Porter’s remarks at the Harvard Business School gathering marked the start of an ambitious effort to leverage the state’s powerful universities, teaching hospitals, and established drug and research companies for economic development. Specifically, organizers hope to lure more biotechnology manufacturing to the state, make better use of university research, and get companies to run more clinical trials here.
One unresolved issue will be how directly the state should aid start-up companies. Porter noted that more than a dozen states aid small firms directly with funds from the national settlement with tobacco companies.
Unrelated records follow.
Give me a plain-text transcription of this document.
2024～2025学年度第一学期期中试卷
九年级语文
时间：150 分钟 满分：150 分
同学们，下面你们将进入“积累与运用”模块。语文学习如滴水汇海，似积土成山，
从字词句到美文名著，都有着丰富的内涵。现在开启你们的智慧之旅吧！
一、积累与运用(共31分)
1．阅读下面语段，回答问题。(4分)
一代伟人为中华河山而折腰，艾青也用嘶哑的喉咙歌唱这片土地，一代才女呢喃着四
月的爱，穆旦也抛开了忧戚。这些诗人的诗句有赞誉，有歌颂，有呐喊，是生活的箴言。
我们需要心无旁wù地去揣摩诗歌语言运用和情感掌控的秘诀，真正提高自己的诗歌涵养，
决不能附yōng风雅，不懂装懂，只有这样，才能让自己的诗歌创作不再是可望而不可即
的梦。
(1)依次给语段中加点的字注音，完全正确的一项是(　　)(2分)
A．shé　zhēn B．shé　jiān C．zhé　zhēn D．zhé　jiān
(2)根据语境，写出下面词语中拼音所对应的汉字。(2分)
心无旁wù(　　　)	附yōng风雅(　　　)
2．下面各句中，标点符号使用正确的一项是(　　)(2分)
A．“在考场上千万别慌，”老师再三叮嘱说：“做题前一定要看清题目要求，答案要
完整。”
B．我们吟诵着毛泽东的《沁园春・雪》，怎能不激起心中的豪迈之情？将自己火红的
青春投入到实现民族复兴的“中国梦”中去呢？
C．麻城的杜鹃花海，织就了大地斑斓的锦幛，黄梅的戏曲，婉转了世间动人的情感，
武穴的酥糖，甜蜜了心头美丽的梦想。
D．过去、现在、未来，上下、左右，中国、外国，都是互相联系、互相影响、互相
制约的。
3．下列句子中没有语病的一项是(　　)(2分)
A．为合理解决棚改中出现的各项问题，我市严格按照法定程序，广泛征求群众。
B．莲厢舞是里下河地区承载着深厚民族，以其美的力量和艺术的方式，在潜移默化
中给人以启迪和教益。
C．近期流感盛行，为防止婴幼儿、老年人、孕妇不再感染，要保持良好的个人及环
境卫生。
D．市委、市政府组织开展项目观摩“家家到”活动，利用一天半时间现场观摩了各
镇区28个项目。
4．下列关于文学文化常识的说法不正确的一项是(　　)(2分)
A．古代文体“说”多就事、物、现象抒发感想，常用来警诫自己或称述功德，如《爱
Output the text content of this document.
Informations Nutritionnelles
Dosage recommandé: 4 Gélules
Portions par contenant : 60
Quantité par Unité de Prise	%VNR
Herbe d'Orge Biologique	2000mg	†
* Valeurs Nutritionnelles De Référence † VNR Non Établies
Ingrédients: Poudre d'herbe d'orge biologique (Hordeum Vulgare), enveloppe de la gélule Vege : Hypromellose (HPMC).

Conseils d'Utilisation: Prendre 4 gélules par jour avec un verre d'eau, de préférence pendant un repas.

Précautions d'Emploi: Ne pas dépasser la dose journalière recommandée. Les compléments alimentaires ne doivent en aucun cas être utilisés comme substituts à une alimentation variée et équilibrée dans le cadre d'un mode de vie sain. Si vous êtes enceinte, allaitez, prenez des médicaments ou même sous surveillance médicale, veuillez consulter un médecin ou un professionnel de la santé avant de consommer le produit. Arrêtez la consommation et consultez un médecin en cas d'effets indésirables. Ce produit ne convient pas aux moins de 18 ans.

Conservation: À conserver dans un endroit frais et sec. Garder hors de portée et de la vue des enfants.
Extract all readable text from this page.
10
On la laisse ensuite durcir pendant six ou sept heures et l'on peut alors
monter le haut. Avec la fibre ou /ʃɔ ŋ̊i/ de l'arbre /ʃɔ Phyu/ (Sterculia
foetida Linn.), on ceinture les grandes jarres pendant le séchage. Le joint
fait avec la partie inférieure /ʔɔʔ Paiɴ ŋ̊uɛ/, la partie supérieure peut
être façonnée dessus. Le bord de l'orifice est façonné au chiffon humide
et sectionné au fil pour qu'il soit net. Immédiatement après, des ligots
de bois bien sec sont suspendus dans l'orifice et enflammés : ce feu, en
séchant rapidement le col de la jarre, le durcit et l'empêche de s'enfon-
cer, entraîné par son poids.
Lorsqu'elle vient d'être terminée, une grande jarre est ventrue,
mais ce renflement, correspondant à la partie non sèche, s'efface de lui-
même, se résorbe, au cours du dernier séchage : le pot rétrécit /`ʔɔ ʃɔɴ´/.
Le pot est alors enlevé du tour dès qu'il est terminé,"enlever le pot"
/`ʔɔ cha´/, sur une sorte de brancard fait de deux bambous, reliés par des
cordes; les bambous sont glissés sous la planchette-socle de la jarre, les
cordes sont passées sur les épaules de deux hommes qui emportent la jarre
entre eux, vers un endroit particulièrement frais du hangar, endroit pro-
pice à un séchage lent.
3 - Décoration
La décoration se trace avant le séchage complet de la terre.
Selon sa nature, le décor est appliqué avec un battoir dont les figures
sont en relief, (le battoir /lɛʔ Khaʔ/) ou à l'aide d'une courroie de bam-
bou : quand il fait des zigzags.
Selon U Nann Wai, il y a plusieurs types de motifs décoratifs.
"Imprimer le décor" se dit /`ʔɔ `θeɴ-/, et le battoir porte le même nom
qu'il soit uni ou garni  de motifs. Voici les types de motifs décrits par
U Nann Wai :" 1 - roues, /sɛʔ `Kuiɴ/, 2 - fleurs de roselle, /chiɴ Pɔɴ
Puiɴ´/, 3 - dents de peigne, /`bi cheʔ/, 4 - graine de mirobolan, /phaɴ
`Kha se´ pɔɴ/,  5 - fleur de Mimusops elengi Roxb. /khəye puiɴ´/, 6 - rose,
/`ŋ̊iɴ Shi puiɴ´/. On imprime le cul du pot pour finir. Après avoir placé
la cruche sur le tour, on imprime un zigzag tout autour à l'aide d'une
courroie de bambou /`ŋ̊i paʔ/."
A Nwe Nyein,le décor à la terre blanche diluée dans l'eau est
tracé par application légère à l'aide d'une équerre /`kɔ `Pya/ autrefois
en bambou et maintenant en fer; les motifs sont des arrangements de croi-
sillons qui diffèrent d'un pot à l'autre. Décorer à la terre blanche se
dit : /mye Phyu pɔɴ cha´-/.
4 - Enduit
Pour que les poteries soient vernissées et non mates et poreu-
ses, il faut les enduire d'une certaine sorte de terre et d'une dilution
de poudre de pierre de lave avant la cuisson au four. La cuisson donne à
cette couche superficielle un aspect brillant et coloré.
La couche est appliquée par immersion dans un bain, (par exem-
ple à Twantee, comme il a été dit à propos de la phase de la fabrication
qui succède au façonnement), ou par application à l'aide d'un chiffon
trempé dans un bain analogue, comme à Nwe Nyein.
House Speaker Thomas M. Finneran has proposed using $110 million of Massachusetts funds from the settlement for similar development purposes.
Genzyme Corp. chief executive Henri Termeer was skeptical of this approach. “For government to be in the venture-capital business, maybe that’s not the skill that government is best at,” he said during a break in the morning agenda.
Robert Pozen, Romney’s secretary for economic affairs and one of the day’s featured speakers, would not comment on Finneran’s proposals and said Porter’s critique should only be seen as the beginning of a strategy that could take up to a year to formally pull together. But during his talk Pozen said the administration already had helped business by preserving tax cuts for manufacturers despite deep reductions in the state’s most recent budget.
“Each of us in this room should be dedicated to the proposition that history should not repeat itself,” said Charles Vest, president of Massachusetts Institute of Technology, referring to how state computer firms missed the rise of personal computing and the Internet. Harvard president Lawrence H. Summers said that research such as genomics has primed the region’s life-sciences sector for fast growth, according to what he called “the principle of increasing returns in knowledge-based industries.”
Companies in Massachusetts still make the state a clear leader in biotechnology, Porter said in his hourlong presentation.
But studies and interviews with many local executives reveal serious handicaps as well, including high housing costs and slow permitting processes that make it hard to build new facilities.
Partly as a result, total employment in biotechnology-related manufacturing has declined in recent years. Life sciences companies also have reduced employment of mid-level workers such as laboratory technicians and environmental specialists.
Barbara Berke, Romney’s director of economic development, said during a later panel discussion that the state hopes to stem the losses partly by making its community college programs more focused on the needs of local employers.
Andrew M. Scibelli, president of Springfield Technical Community College, echoed that and called on officials to make job training efforts a key part of their planning. “This state has the worst work force-development plan I’ve ever seen,” he said.